Variable Capital Company (VCC)
- It has been designed for fund management industry.
-Variable Capital Company (“VCC”) is a corporate structure that is tailored for collective investment schemes .
-Under VCC several collective investment schemes (whether open-end or closed-end) may be gathered under the umbrella of a single corporate entity .
-The new corporate entity structure gives an alternative to unit trusts, limited partnerships, limited liability partnerships and companies.
- VCC is its umbrella structure is that it allows the sub-funds to share a board of directors and have common service providers, such as the same fund manager, custodian, auditor and administrative agent.
Recommendations of K.P. Krishnan Committee
- The committee recommended to adopt a VCC-like legal structure to conduct fund management activity in IFSCs.

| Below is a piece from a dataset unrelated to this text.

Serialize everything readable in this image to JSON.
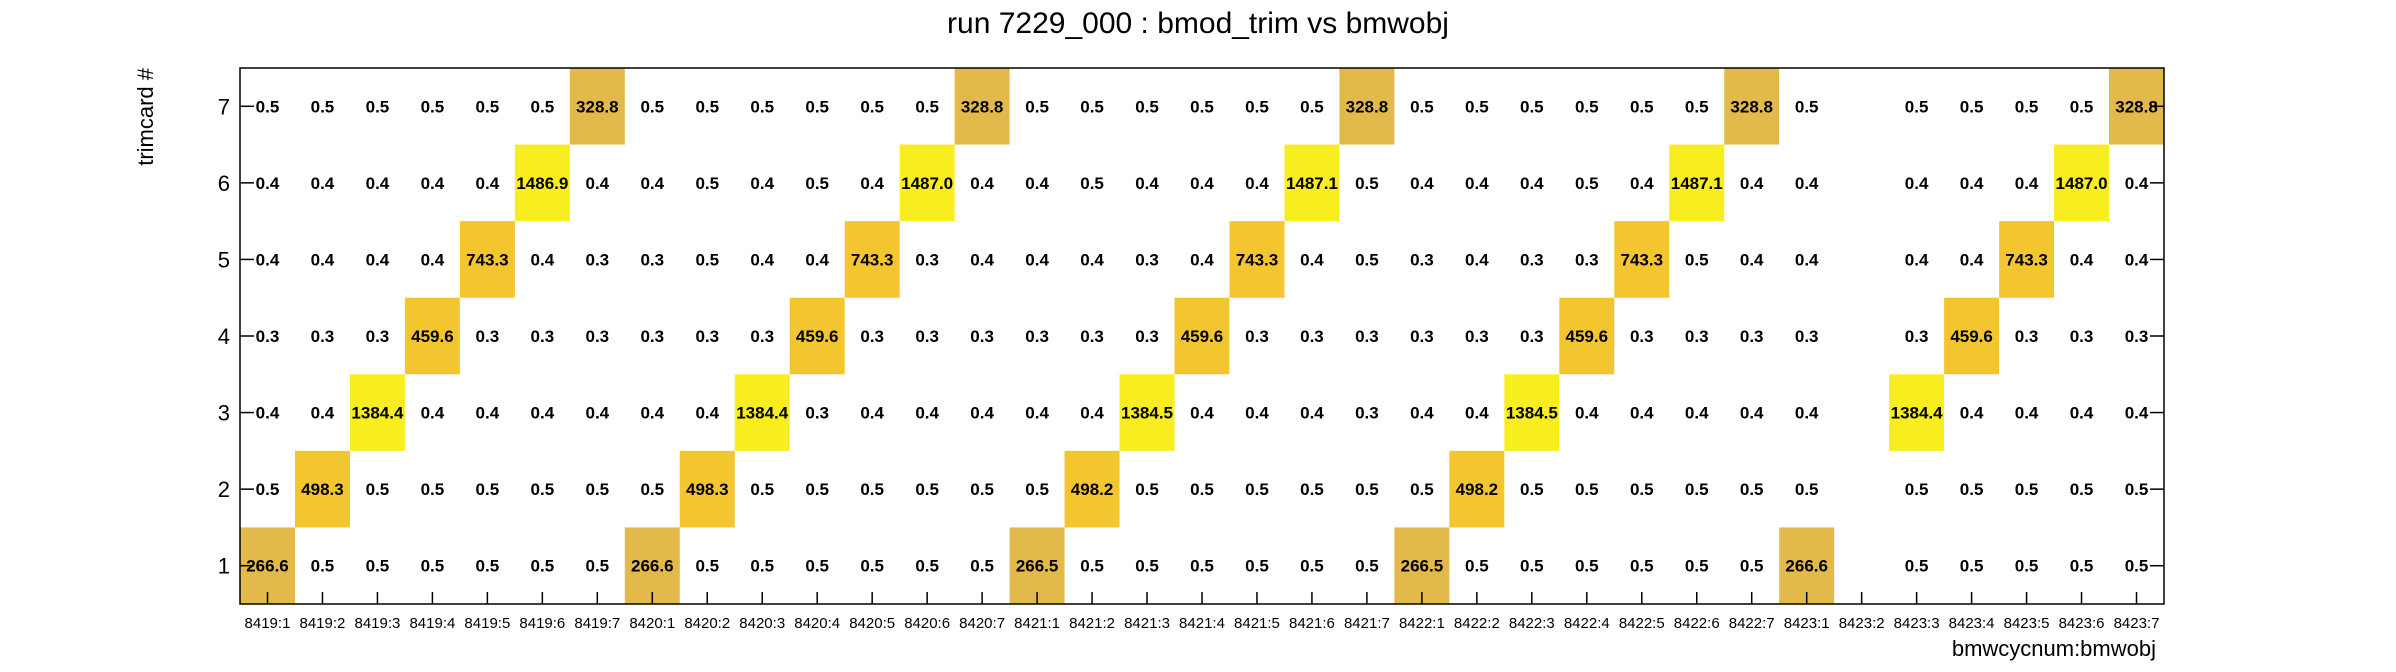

-Committee assessed features of VCC or its equivalent, in jurisdictions of Singapore, UK, Ireland and Luxembourg.
What is a collective investment scheme?
The collective investment scheme is a plan of action that comprises a pool of assets that are managed by the collective scheme manager and is governed by the Collective Investment Schemes Regulations given by the Securities & Exchange Board of India.